Outro aspecto a ser considerado é que alguns sucedâneos apresentam em sua fórmula melhoradores de desempenho, como anticoccidianos, prebióticos, probióticos ou ácidos orgânicos, que podem ajudar no controle de diarreias.  Para acertar na escolha do produto, temos que ter em mente que tudo vai depender do objetivo da fazenda. Por isso, ao tomar uma decisão sobre qual sucedâneo adotar na propriedade, é muito importante que o veterinário ou zootecnista parceiro possa esclarecer as dúvidas juntamente com o produtor. 

Atenção a outros detalhes também muito importantes... 

ÁGUA: como o produto requer diluição antes do fornecimento para a bezerra, tenha atenção para a qualidade da água utilizada A água utilizada na preparação do sucedâneo deve ter a mesma qualidade da água que você consome e muitas vezes isso é deixado de lado na fazenda. Não adianta fornecer o melhor sucedâneo do mercado, se a água utilizada for suja ou muito contaminada! 

HIGIENE: cuidado com a higienização dos utensílios utilizados no preparo do sucedâneo é fundamental para garantir a qualidade do alimento.

RECOMENDAÇÃO DO FABRICANTE: SIGA À RISCA! Respeite a quantidade de produto e de água a serem utilizadas, temperatura da água na diluição etc. Um sucedâneo de boa qualidade e bem preparado não deve apresentar grumos ao final do processo de preparação, devendo estar totalmente solubilizado. Garanta que a mão de obra responsável pelo fornecimento das bezerras esteja ciente disso e esteja disposta a trabalhar bem nesse sentido. 
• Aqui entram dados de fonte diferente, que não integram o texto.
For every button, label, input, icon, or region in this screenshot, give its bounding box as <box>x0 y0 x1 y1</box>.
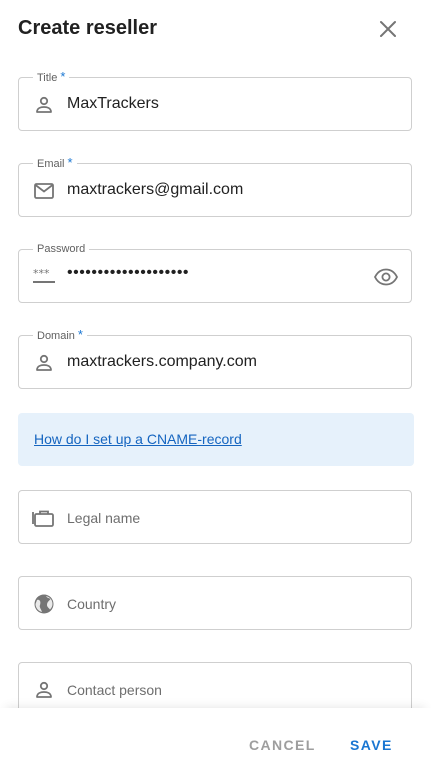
password-field[interactable]: Password *** •••••••••••••••••••• <box>18 242 412 303</box>
password-input[interactable]: •••••••••••••••••••• <box>67 264 189 282</box>
cname-info-box: How do I set up a CNAME-record <box>18 413 414 466</box>
required-mark: * <box>77 327 83 342</box>
cname-help-link[interactable]: How do I set up a CNAME-record <box>34 431 242 447</box>
dialog-footer: CANCEL SAVE <box>0 708 431 771</box>
save-button[interactable]: SAVE <box>350 737 393 753</box>
required-mark: * <box>60 69 66 84</box>
legal-name-input[interactable]: Legal name <box>67 510 140 526</box>
title-input[interactable]: MaxTrackers <box>67 95 159 113</box>
person-icon <box>36 681 52 698</box>
title-field-label: Title * <box>33 69 70 85</box>
email-field-label: Email * <box>33 156 77 171</box>
title-field[interactable]: Title * MaxTrackers <box>18 70 412 131</box>
dialog-title: Create reseller <box>18 17 157 39</box>
domain-field[interactable]: Domain * maxtrackers.company.com <box>18 328 412 389</box>
country-input[interactable]: Country <box>67 596 116 612</box>
domain-field-label: Domain * <box>33 328 87 343</box>
close-icon[interactable] <box>376 17 400 41</box>
cancel-button[interactable]: CANCEL <box>249 737 316 753</box>
country-field[interactable]: Country <box>18 576 412 630</box>
person-icon <box>36 96 52 113</box>
dialog-header: Create reseller <box>0 0 431 58</box>
person-icon <box>36 354 52 371</box>
legal-name-field[interactable]: Legal name <box>18 490 412 544</box>
globe-icon <box>34 594 54 614</box>
domain-input[interactable]: maxtrackers.company.com <box>67 353 257 371</box>
password-icon: *** <box>33 267 55 283</box>
email-field[interactable]: Email * maxtrackers@gmail.com <box>18 156 412 217</box>
briefcase-icon <box>32 510 54 527</box>
email-input[interactable]: maxtrackers@gmail.com <box>67 181 243 199</box>
contact-person-input[interactable]: Contact person <box>67 682 162 698</box>
eye-icon[interactable] <box>373 265 399 289</box>
password-field-label: Password <box>33 242 90 256</box>
required-mark: * <box>67 155 73 170</box>
svg-text:***: *** <box>33 267 50 280</box>
mail-icon <box>34 183 54 199</box>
É fundamental que ao adotar uma mudança na dieta das bezerras haja acompanhamento sobre a aceitação do produto pelos animais (se o animal tem vontade de mamar ou não), do desempenho (ganho de peso) e possíveis alterações de saúde, como a ocorrência de diarreias. Você pode começar fornecendo para alguns animais e, de acordo com a resposta obtida, decidir pela adoção ou não do sucedâneo na propriedade. “Escute” o que as bezerras têm para “falar” a respeito da alteração da dieta! 

E aí? Com base no que você sabe agora, adotaria sucedâneo na alimentação de suas bezerras?